Two randomized studies of rectal cancer surgeries using highly qualified surgeons were not able to show that laparoscopic procedures produce results equal to open ones.
The studies, published online in JAMA, each enrolled slightly under 500 patients at multiple sites, randomized them to open pelvic dissection or laparoscopic dissection, and selected surgeons with exceptional skills.
Both studies found rates of pathologist-determined adequate surgical dissection to be slightly lower for patients undergoing the laparoscopic procedures.
The North American study was carried out under the American College of Surgeons Oncology Group and led by Dr. James Fleshman of Baylor University Medical Center, Dallas. The study, which took place at 35 surgical centers, enrolled 486 patients with stage II or III rectal cancer within 12 cm of the anal verge who were randomized after neoadjuvant therapy to minimally invasive (n = 240) or open proctectomy (n=222) (JAMA. 2015;314:1346-55).
Success was measured by pathologic oncologic markers related to quality of the rectal specimen: a composite of circumferential radial margin greater than 1 mm, distal margin without tumor, and completeness of total mesorectal excision. A 6% noninferiority margin was chosen according to clinical relevance estimations for this patient group.
Successful resection occurred in 82% of laparoscopic resection cases (95% confidence interval, 76.8%-86.6%) and 87% of open cases (95% CI, 82.5%-91.4%). The results did not support noninferiority for laparoscopic procedures (P = .41).
The finding came as a surprise, Dr. Fleshman and colleagues wrote in their analysis, not least because of the skill level of the surgeons participating in the study. A group of “highly motivated, credentialed, expert laparoscopic rectal surgeons was ideal to test this hypothesis,” they wrote. Moreover, only 11% of patients assigned laparoscopy had to be converted to open procedures, “so the learning curve cannot be invoked to explain our results because conversion rates were reasonable.”

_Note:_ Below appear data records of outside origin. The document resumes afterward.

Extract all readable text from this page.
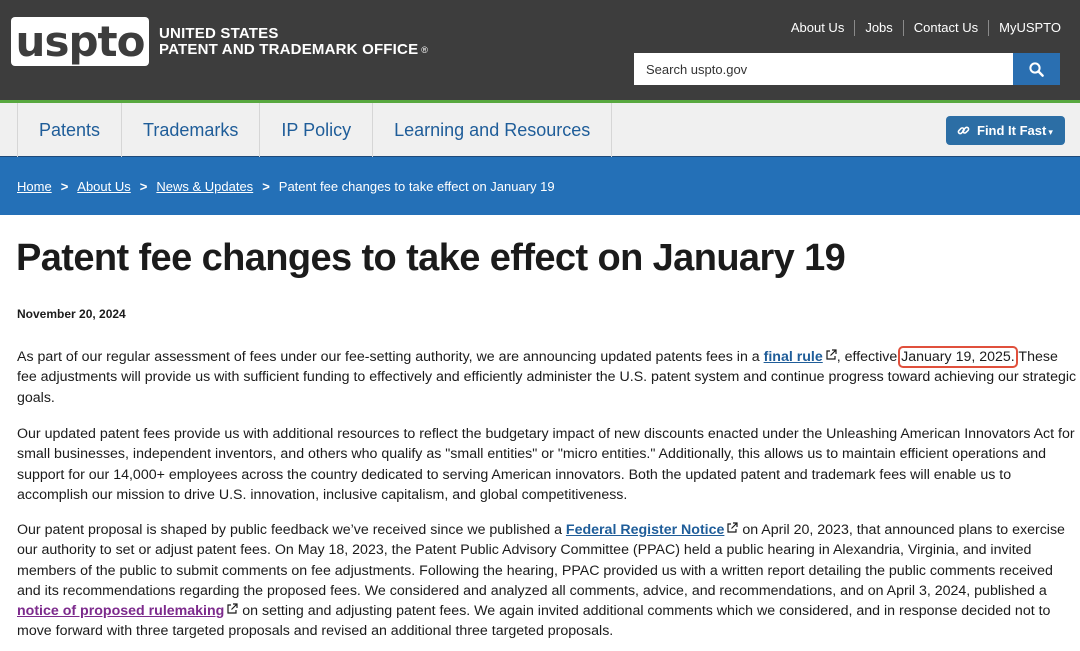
uspto UNITED STATES
PATENT AND TRADEMARK OFFICE ®
About Us	Jobs	Contact Us	MyUSPTO
Search uspto.gov
Patents	Trademarks	IP Policy	Learning and Resources	Find It Fast ▾
Home > About Us > News & Updates > Patent fee changes to take effect on January 19
Patent fee changes to take effect on January 19
November 20, 2024

As part of our regular assessment of fees under our fee-setting authority, we are announcing updated patents fees in a final rule , effective January 19, 2025. These fee adjustments will provide us with sufficient funding to effectively and efficiently administer the U.S. patent system and continue progress toward achieving our strategic goals.

Our updated patent fees provide us with additional resources to reflect the budgetary impact of new discounts enacted under the Unleashing American Innovators Act for small businesses, independent inventors, and others who qualify as "small entities" or "micro entities." Additionally, this allows us to maintain efficient operations and support for our 14,000+ employees across the country dedicated to serving American innovators. Both the updated patent and trademark fees will enable us to accomplish our mission to drive U.S. innovation, inclusive capitalism, and global competitiveness.

Our patent proposal is shaped by public feedback we’ve received since we published a Federal Register Notice on April 20, 2023, that announced plans to exercise our authority to set or adjust patent fees. On May 18, 2023, the Patent Public Advisory Committee (PPAC) held a public hearing in Alexandria, Virginia, and invited members of the public to submit comments on fee adjustments. Following the hearing, PPAC provided us with a written report detailing the public comments received and its recommendations regarding the proposed fees. We considered and analyzed all comments, advice, and recommendations, and on April 3, 2024, published a notice of proposed rulemaking on setting and adjusting patent fees. We again invited additional comments which we considered, and in response decided not to move forward with three targeted proposals and revised an additional three targeted proposals.
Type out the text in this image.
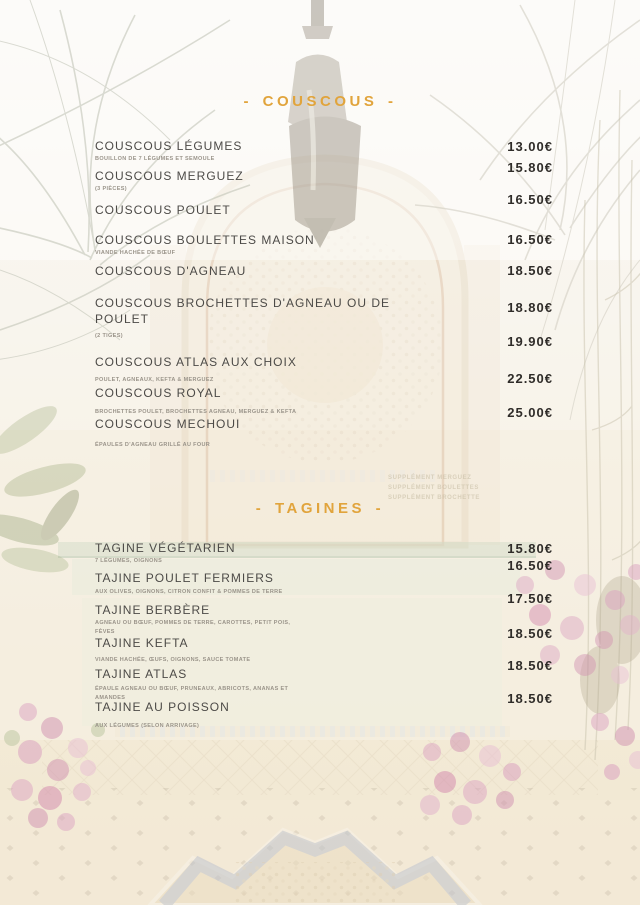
- COUSCOUS -
COUSCOUS LÉGUMES
BOUILLON DE 7 LÉGUMES ET SEMOULE
13.00€
COUSCOUS MERGUEZ
(3 PIÈCES)
15.80€
COUSCOUS POULET
16.50€
COUSCOUS BOULETTES MAISON
VIANDE HACHÉE DE BŒUF
16.50€
COUSCOUS D'AGNEAU	18.50€
COUSCOUS BROCHETTES D'AGNEAU OU DE POULET
(2 TIGES)
18.80€
COUSCOUS ATLAS AUX CHOIX
POULET, AGNEAUX, KEFTA & MERGUEZ
19.90€
COUSCOUS ROYAL
BROCHETTES POULET, BROCHETTES AGNEAU, MERGUEZ & KEFTA
22.50€
COUSCOUS MECHOUI
ÉPAULES D'AGNEAU GRILLÉ AU FOUR
25.00€
SUPPLÉMENT MERGUEZ
SUPPLÉMENT BOULETTES
SUPPLÉMENT BROCHETTE
- TAGINES -
TAGINE VÉGÉTARIEN
7 LÉGUMES, OIGNONS
15.80€
TAJINE POULET FERMIERS
AUX OLIVES, OIGNONS, CITRON CONFIT & POMMES DE TERRE
16.50€
TAJINE BERBÈRE
AGNEAU OU BŒUF, POMMES DE TERRE, CAROTTES, PETIT POIS, FÈVES
17.50€
TAJINE KEFTA
VIANDE HACHÉE, ŒUFS, OIGNONS, SAUCE TOMATE
18.50€
TAJINE ATLAS
ÉPAULE AGNEAU OU BŒUF, PRUNEAUX, ABRICOTS, ANANAS ET AMANDES
18.50€
TAJINE AU POISSON
AUX LÉGUMES (SELON ARRIVAGE)
18.50€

More likely, they wrote, “the technique itself, along with the current methodology available, must be questioned if motivated experts cannot produce a quality specimen defined by this novel combined metric.”
Proctectomy is always challenging, Dr. Fleshman and colleagues wrote, “and it can be even more difficult to work in the deep pelvis with in-line rigid instruments from angles that require complicated maneuvers to reach the extremes of the pelvis. It is possible that modification of instruments or a different platform such as robotics will improve efficacy of minimally invasive techniques.”

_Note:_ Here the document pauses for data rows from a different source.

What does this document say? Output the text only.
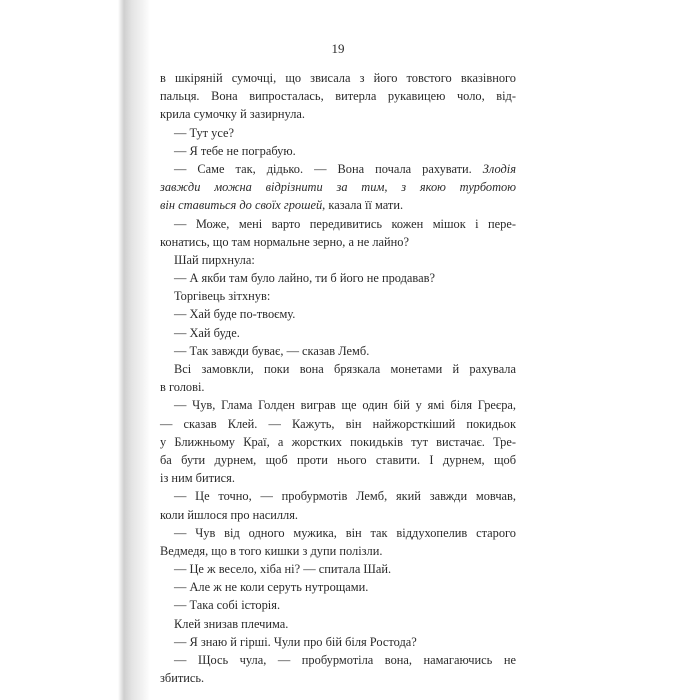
19
в шкіряній сумочці, що звисала з його товстого вказівного
пальця. Вона випросталась, витерла рукавицею чоло, від-
крила сумочку й зазирнула.
— Тут усе?
— Я тебе не пограбую.
— Саме так, дідько. — Вона почала рахувати. Злодія
завжди можна відрізнити за тим, з якою турботою
він ставиться до своїх грошей, казала її мати.
— Може, мені варто передивитись кожен мішок і пере-
конатись, що там нормальне зерно, а не лайно?
Шай пирхнула:
— А якби там було лайно, ти б його не продавав?
Торгівець зітхнув:
— Хай буде по-твоєму.
— Хай буде.
— Так завжди буває, — сказав Лемб.
Всі замовкли, поки вона брязкала монетами й рахувала
в голові.
— Чув, Глама Голден виграв ще один бій у ямі біля Греєра,
— сказав Клей. — Кажуть, він найжорсткіший покидьок
у Ближньому Краї, а жорстких покидьків тут вистачає. Тре-
ба бути дурнем, щоб проти нього ставити. І дурнем, щоб
із ним битися.
— Це точно, — пробурмотів Лемб, який завжди мовчав,
коли йшлося про насилля.
— Чув від одного мужика, він так віддухопелив старого
Ведмедя, що в того кишки з дупи полізли.
— Це ж весело, хіба ні? — спитала Шай.
— Але ж не коли серуть нутрощами.
— Така собі історія.
Клей знизав плечима.
— Я знаю й гірші. Чули про бій біля Ростода?
— Щось чула, — пробурмотіла вона, намагаючись не
збитись.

The Australian study, carried out by the Australasian Gastro-Intestinal Trials Group network and led by Dr. Andrew R. L. Stevenson of the University of Queensland and Royal Brisbane and Women’s Hospital, Brisbane, Australia, enrolled 475 patients with T1-3 rectal tumors less than 15 cm from the anal verge and randomized them to laparoscopic (n = 238) or open (n = 235) pelvic dissection. Half of patients had received radiotherapy before the operations. Some 26 surgeons operated at 24 sites in Australia and New Zealand. (JAMA. 2015;314:1356-63).

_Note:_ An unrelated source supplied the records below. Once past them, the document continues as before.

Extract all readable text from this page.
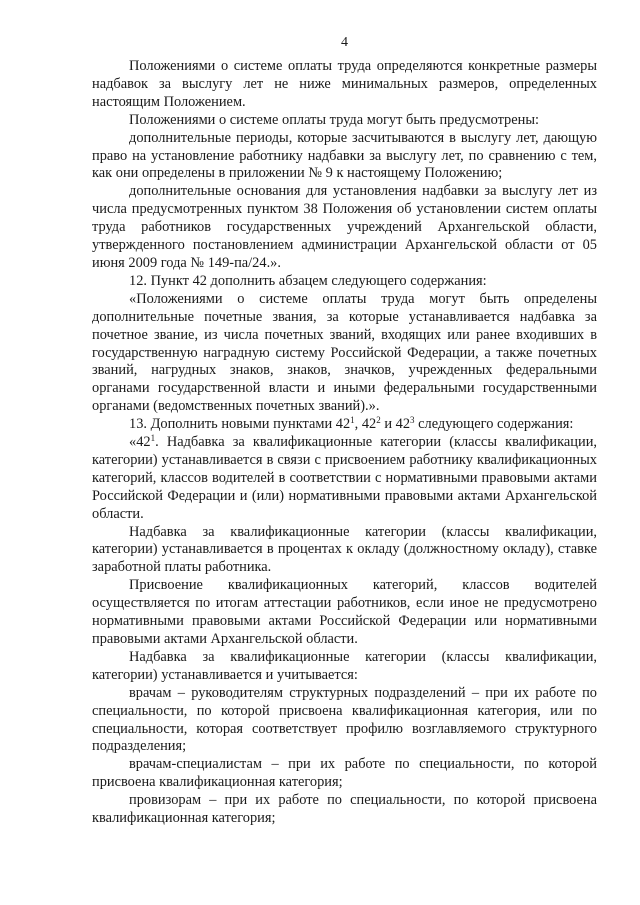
4

Положениями о системе оплаты труда определяются конкретные размеры надбавок за выслугу лет не ниже минимальных размеров, определенных настоящим Положением.

Положениями о системе оплаты труда могут быть предусмотрены:

дополнительные периоды, которые засчитываются в выслугу лет, дающую право на установление работнику надбавки за выслугу лет, по сравнению с тем, как они определены в приложении № 9 к настоящему Положению;

дополнительные основания для установления надбавки за выслугу лет из числа предусмотренных пунктом 38 Положения об установлении систем оплаты труда работников государственных учреждений Архангельской области, утвержденного постановлением администрации Архангельской области от 05 июня 2009 года № 149-па/24.».

12. Пункт 42 дополнить абзацем следующего содержания:

«Положениями о системе оплаты труда могут быть определены дополнительные почетные звания, за которые устанавливается надбавка за почетное звание, из числа почетных званий, входящих или ранее входивших в государственную наградную систему Российской Федерации, а также почетных званий, нагрудных знаков, знаков, значков, учрежденных федеральными органами государственной власти и иными федеральными государственными органами (ведомственных почетных званий).».

13. Дополнить новыми пунктами $42^1$, $42^2$ и $42^3$ следующего содержания:

«$42^1$. Надбавка за квалификационные категории (классы квалификации, категории) устанавливается в связи с присвоением работнику квалификационных категорий, классов водителей в соответствии с нормативными правовыми актами Российской Федерации и (или) нормативными правовыми актами Архангельской области.

Надбавка за квалификационные категории (классы квалификации, категории) устанавливается в процентах к окладу (должностному окладу), ставке заработной платы работника.

Присвоение квалификационных категорий, классов водителей осуществляется по итогам аттестации работников, если иное не предусмотрено нормативными правовыми актами Российской Федерации или нормативными правовыми актами Архангельской области.

Надбавка за квалификационные категории (классы квалификации, категории) устанавливается и учитывается:

врачам – руководителям структурных подразделений – при их работе по специальности, по которой присвоена квалификационная категория, или по специальности, которая соответствует профилю возглавляемого структурного подразделения;

врачам-специалистам – при их работе по специальности, по которой присвоена квалификационная категория;

провизорам – при их работе по специальности, по которой присвоена квалификационная категория;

For this trial, successful resection was defined as complete total mesorectal excision, a clear circumferential margin of at least 1 mm, and a clear distal resection margin of 1 mm or more. The prescribed noninferiority margin for this patient group was 8%. As in the North American study, pathologists were blinded to the method of surgery.
Successful resection occurred in 194 patients (82%) in the laparoscopic group and 208 (89%) in the open surgery group, not reaching noninferiority for the laparoscopic approach (P = 0.38 for noninferiority). Conversion to open dissection occurred in 9% of the laparoscopy-assigned patients.
“Even though our trial was not designed to demonstrate whether one method of rectal dissection was superior to the other, the inability to establish noninferiority suggests that surgeons should be cautious when considering the suitability of a laparoscopic approach for a patient with rectal cancer,” Dr. Stevenson and colleagues wrote in their analysis.
“Subgroup analyses raise the possibility that laparoscopic surgery might be less successful than open surgery in patients who have received neoadjuvant therapy, have larger T3 tumors, or have higher BMIs. However, our study was underpowered to show significant differences in proportions of lower success rates for laparoscopic surgery vs. open surgery.”
The North American trial was funded by the National Cancer Institute, the American Society of Colon and Rectal Surgeons, the Society of American Gastrointestinal and Endoscopic Surgeons, and the Covidien Company. Dr. Fleshman reported no conflicts, while several coauthors disclosed financial relationships with surgical device manufacturers, including Covidien.
The Australasian trial was funded by the Colorectal Surgical Society of Australia and New Zealand and the National Health and Medical Research Council. No conflicts of interest were reported.